One of the big frustration of all the trial we've done, at least for me, was that the concept of intermittent androgen deprivation therapy was based on a conditional randomization system, meaning that you need to achieve a certain condition before we were randomized between stopping and continuing. So really here, the question is what are the selected patient?
If we come back to Dr. Hussain's contribution, I believe beyond the result of the trial, this was probably the most important. This was the observation that a very cheap biomarker, which is PSA, actually stratify patient in term of overall survival. When we discussed a lot about high volume, low volume, you see that the difference between those who achieve a PSA below 0.2, and those who achieve a PSA above four is actually much bigger than the difference between low volume and high volume in any of the trial. So I think we probably have missed that opportunity of conditional randomization.
These are data from Chris who basically do actually the same observation that the subgroup of patients who have a PSA below 0.2 are those who live longer, and this is not a small group of patient.

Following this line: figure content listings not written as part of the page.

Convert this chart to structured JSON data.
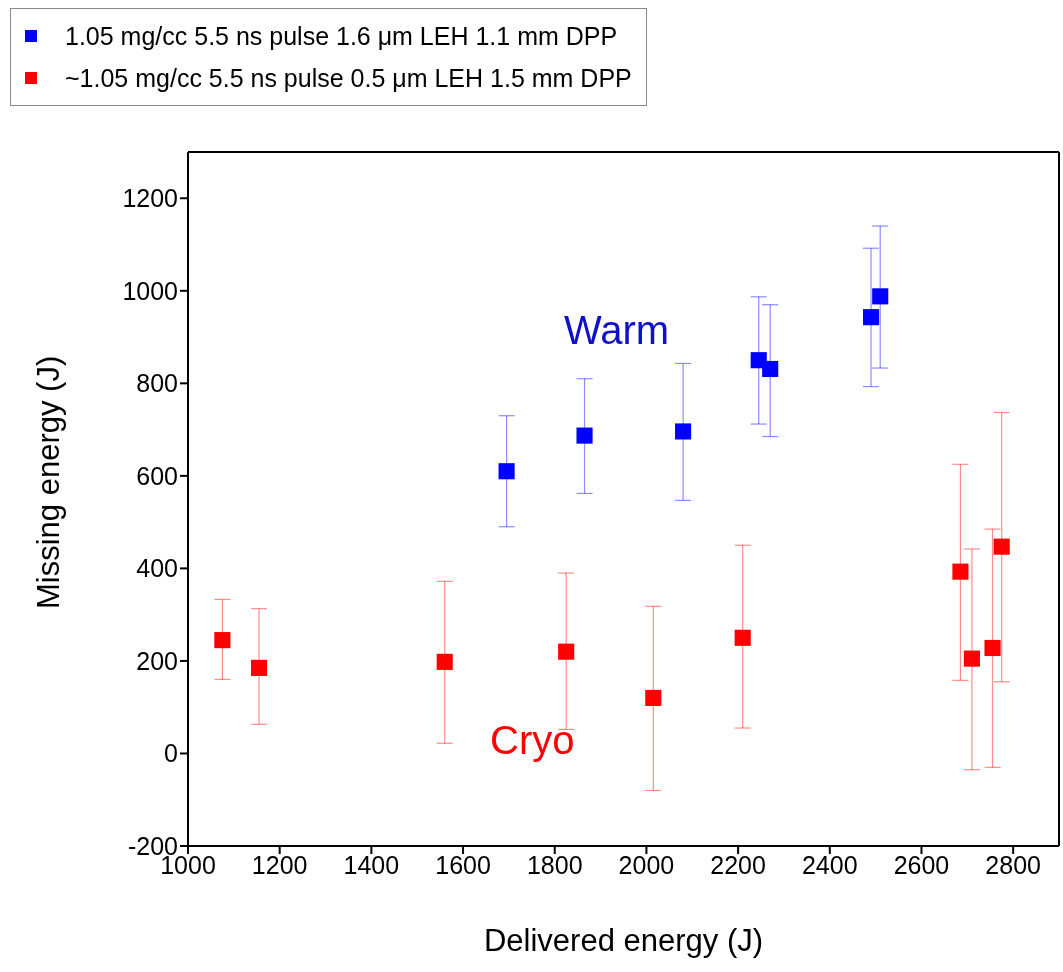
{
  "chart_data": {
    "type": "scatter",
    "xlabel": "Delivered energy (J)",
    "ylabel": "Missing energy (J)",
    "xlim": [
      1000,
      2900
    ],
    "xticks": [
      1000,
      1200,
      1400,
      1600,
      1800,
      2000,
      2200,
      2400,
      2600,
      2800
    ],
    "ylim": [
      -200,
      1300
    ],
    "yticks": [
      -200,
      0,
      200,
      400,
      600,
      800,
      1000,
      1200
    ],
    "grid": false,
    "legend": "top left",
    "marker": "square",
    "annotations": [
      "Warm",
      "Cryo"
    ],
    "series": [
      {
        "name": "1.05 mg/cc 5.5 ns pulse 1.6 μm LEH 1.1 mm DPP",
        "color": "#0000ff",
        "x": [
          1695,
          1865,
          2080,
          2245,
          2270,
          2490,
          2510
        ],
        "values": [
          610,
          687,
          696,
          850,
          831,
          943,
          988
        ],
        "errors": [
          [
            490,
            730
          ],
          [
            562,
            810
          ],
          [
            547,
            843
          ],
          [
            712,
            987
          ],
          [
            685,
            970
          ],
          [
            793,
            1092
          ],
          [
            833,
            1140
          ]
        ]
      },
      {
        "name": "~1.05 mg/cc 5.5 ns pulse 0.5 μm LEH 1.5 mm DPP",
        "color": "#ff0000",
        "x": [
          1075,
          1155,
          1560,
          1825,
          2015,
          2210,
          2685,
          2710,
          2755,
          2775
        ],
        "values": [
          245,
          185,
          198,
          220,
          120,
          250,
          393,
          205,
          228,
          447
        ],
        "errors": [
          [
            160,
            333
          ],
          [
            63,
            313
          ],
          [
            22,
            372
          ],
          [
            52,
            390
          ],
          [
            -80,
            318
          ],
          [
            55,
            450
          ],
          [
            158,
            625
          ],
          [
            -35,
            442
          ],
          [
            -30,
            485
          ],
          [
            155,
            737
          ]
        ]
      }
    ]
  }
}
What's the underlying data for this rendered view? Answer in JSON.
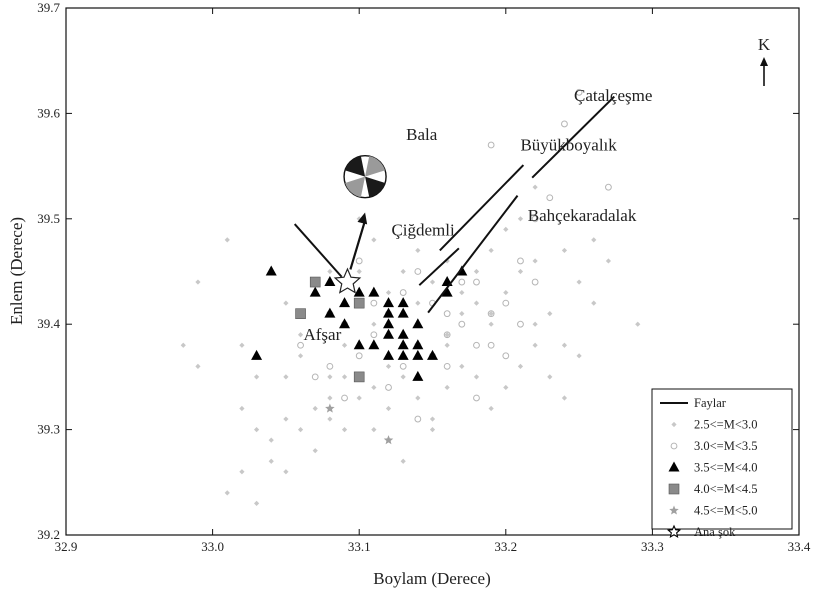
{
  "chart_data": {
    "type": "scatter",
    "xlabel": "Boylam (Derece)",
    "ylabel": "Enlem (Derece)",
    "xlim": [
      32.9,
      33.4
    ],
    "ylim": [
      39.2,
      39.7
    ],
    "x_ticks": [
      "32.9",
      "33.0",
      "33.1",
      "33.2",
      "33.3",
      "33.4"
    ],
    "y_ticks": [
      "39.2",
      "39.3",
      "39.4",
      "39.5",
      "39.6",
      "39.7"
    ],
    "north_label": "K",
    "places": [
      {
        "name": "Çatalçeşme",
        "x": 33.3,
        "y": 39.612
      },
      {
        "name": "Bala",
        "x": 33.132,
        "y": 39.575
      },
      {
        "name": "Büyükboyalık",
        "x": 33.21,
        "y": 39.565
      },
      {
        "name": "Bahçekaradalak",
        "x": 33.215,
        "y": 39.498
      },
      {
        "name": "Çiğdemli",
        "x": 33.122,
        "y": 39.484
      },
      {
        "name": "Afşar",
        "x": 33.062,
        "y": 39.385
      }
    ],
    "faults": [
      {
        "x": [
          33.155,
          33.212
        ],
        "y": [
          39.47,
          39.551
        ]
      },
      {
        "x": [
          33.218,
          33.274
        ],
        "y": [
          39.539,
          39.616
        ]
      },
      {
        "x": [
          33.141,
          33.168
        ],
        "y": [
          39.437,
          39.472
        ]
      },
      {
        "x": [
          33.147,
          33.208
        ],
        "y": [
          39.411,
          39.522
        ]
      },
      {
        "x": [
          33.056,
          33.088
        ],
        "y": [
          39.495,
          39.445
        ]
      }
    ],
    "mainshock": {
      "x": 33.092,
      "y": 39.44
    },
    "focal_mechanism": {
      "x": 33.104,
      "y": 39.54
    },
    "slip_arrow": {
      "x": [
        33.094,
        33.104
      ],
      "y": [
        39.452,
        39.506
      ]
    },
    "series": [
      {
        "name": "Faylar",
        "marker": "line",
        "color": "#111111"
      },
      {
        "name": "2.5<=M<3.0",
        "marker": "small-diamond",
        "color": "#c8c8c8",
        "x": [
          32.98,
          32.99,
          33.01,
          33.02,
          33.03,
          33.04,
          33.05,
          33.06,
          33.07,
          33.08,
          33.09,
          33.1,
          33.11,
          33.12,
          33.13,
          33.14,
          33.15,
          33.16,
          33.17,
          33.18,
          33.19,
          33.2,
          33.21,
          33.22,
          33.23,
          33.24,
          33.25,
          32.99,
          33.01,
          33.02,
          33.03,
          33.05,
          33.06,
          33.07,
          33.08,
          33.1,
          33.11,
          33.12,
          33.13,
          33.14,
          33.15,
          33.16,
          33.17,
          33.18,
          33.19,
          33.2,
          33.21,
          33.22,
          33.24,
          33.25,
          33.26,
          33.27,
          33.05,
          33.07,
          33.08,
          33.09,
          33.11,
          33.12,
          33.13,
          33.15,
          33.16,
          33.17,
          33.19,
          33.2,
          33.21,
          33.23,
          33.26,
          33.29,
          33.03,
          33.04,
          33.06,
          33.09,
          33.1,
          33.14,
          33.18,
          33.22,
          33.02,
          33.05,
          33.08,
          33.11,
          33.13,
          33.16,
          33.19,
          33.22,
          33.24
        ],
        "y": [
          39.38,
          39.36,
          39.24,
          39.26,
          39.23,
          39.29,
          39.26,
          39.3,
          39.32,
          39.31,
          39.35,
          39.33,
          39.34,
          39.36,
          39.35,
          39.33,
          39.31,
          39.34,
          39.36,
          39.35,
          39.32,
          39.34,
          39.36,
          39.38,
          39.35,
          39.33,
          39.37,
          39.44,
          39.48,
          39.38,
          39.35,
          39.42,
          39.39,
          39.44,
          39.45,
          39.5,
          39.48,
          39.43,
          39.45,
          39.42,
          39.44,
          39.46,
          39.43,
          39.45,
          39.47,
          39.49,
          39.5,
          39.46,
          39.47,
          39.44,
          39.48,
          39.46,
          39.31,
          39.28,
          39.33,
          39.3,
          39.3,
          39.32,
          39.27,
          39.3,
          39.39,
          39.41,
          39.4,
          39.43,
          39.45,
          39.41,
          39.42,
          39.4,
          39.3,
          39.27,
          39.37,
          39.38,
          39.45,
          39.47,
          39.42,
          39.53,
          39.32,
          39.35,
          39.35,
          39.4,
          39.39,
          39.38,
          39.41,
          39.4,
          39.38
        ]
      },
      {
        "name": "3.0<=M<3.5",
        "marker": "circle",
        "color": "#b5b5b5",
        "x": [
          33.06,
          33.08,
          33.09,
          33.1,
          33.11,
          33.12,
          33.13,
          33.14,
          33.15,
          33.16,
          33.17,
          33.18,
          33.19,
          33.2,
          33.21,
          33.22,
          33.07,
          33.09,
          33.11,
          33.13,
          33.15,
          33.17,
          33.19,
          33.21,
          33.12,
          33.14,
          33.16,
          33.18,
          33.2,
          33.22,
          33.24,
          33.08,
          33.1,
          33.14,
          33.16,
          33.18,
          33.23,
          33.25,
          33.27,
          33.19
        ],
        "y": [
          39.38,
          39.36,
          39.4,
          39.37,
          39.39,
          39.41,
          39.36,
          39.38,
          39.37,
          39.39,
          39.4,
          39.38,
          39.41,
          39.42,
          39.4,
          39.44,
          39.35,
          39.33,
          39.42,
          39.43,
          39.42,
          39.44,
          39.38,
          39.46,
          39.34,
          39.31,
          39.36,
          39.33,
          39.37,
          39.5,
          39.59,
          39.41,
          39.46,
          39.45,
          39.41,
          39.44,
          39.52,
          39.62,
          39.53,
          39.57
        ]
      },
      {
        "name": "3.5<=M<4.0",
        "marker": "triangle",
        "color": "#000000",
        "x": [
          33.03,
          33.04,
          33.07,
          33.08,
          33.08,
          33.09,
          33.09,
          33.1,
          33.1,
          33.11,
          33.11,
          33.12,
          33.12,
          33.12,
          33.12,
          33.12,
          33.13,
          33.13,
          33.13,
          33.13,
          33.13,
          33.14,
          33.14,
          33.14,
          33.14,
          33.15,
          33.16,
          33.16,
          33.17
        ],
        "y": [
          39.37,
          39.45,
          39.43,
          39.44,
          39.41,
          39.4,
          39.42,
          39.38,
          39.43,
          39.38,
          39.43,
          39.37,
          39.39,
          39.4,
          39.41,
          39.42,
          39.37,
          39.38,
          39.39,
          39.41,
          39.42,
          39.35,
          39.37,
          39.38,
          39.4,
          39.37,
          39.43,
          39.44,
          39.45
        ]
      },
      {
        "name": "4.0<=M<4.5",
        "marker": "square",
        "color": "#8a8a8a",
        "x": [
          33.06,
          33.07,
          33.1,
          33.1
        ],
        "y": [
          39.41,
          39.44,
          39.42,
          39.35
        ]
      },
      {
        "name": "4.5<=M<5.0",
        "marker": "small-star",
        "color": "#a0a0a0",
        "x": [
          33.08,
          33.12
        ],
        "y": [
          39.32,
          39.29
        ]
      },
      {
        "name": "Ana şok",
        "marker": "star",
        "color": "#000000"
      }
    ]
  }
}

Let's look at the ADT alone, we're speaking about roughly one third of the patient, so that's a significant group.
These are data from Kim Chi, from ASCO. So you see for Titan, either you look at PSA, 50% response or 90% response, same observation.
The final question is PSA enough? Can we embark, like we were 13 years ago, and can we embark just by selecting patient on PSA? I think that's a research topic. I think that's really where all these new imaging modality may help us. This is purely hypothetical.
This is not a PET PSMA, this is a whole body MRI, I call that the "PET PSMA of the poor." Actually, that's a patient who had low volume disease, one single bone metastasis. He had radiotherapy of the primary, metastatic targeted therapy, and androgen deprivation therapy. You see that after roughly one year of treatment, you can still see the metastatic deposit on the whole body MRI. Treatment was stopped and after one year, the patient did progress very rapidly.
On the contrary, this is another patient who had three metastatic deposit, ADT plus Docetaxel six cycle. He's got a complete PSA response and also a complete imaging response. Interestingly, that patient, five years down the line is still with an undetectable PSA. So this is just case chasing, but I think it needs, we may end in trial. We need to embark genetic, we need to embark imaging to try to refine the definition of selected patient.
So, in conclusion, I think that is clearly an opportunity to optimize deescalate intensified treatment in selected patient. This require a proper trial, otherwise, going to be like PET PSMA. In five years from now, we're still going to be deciding whether we should do it or not. We should not break the equipoise simply because we believe or not in the concept. This trial will be long and difficult. The funding will be very funny, but we should do it.
Thank you very much for your attention.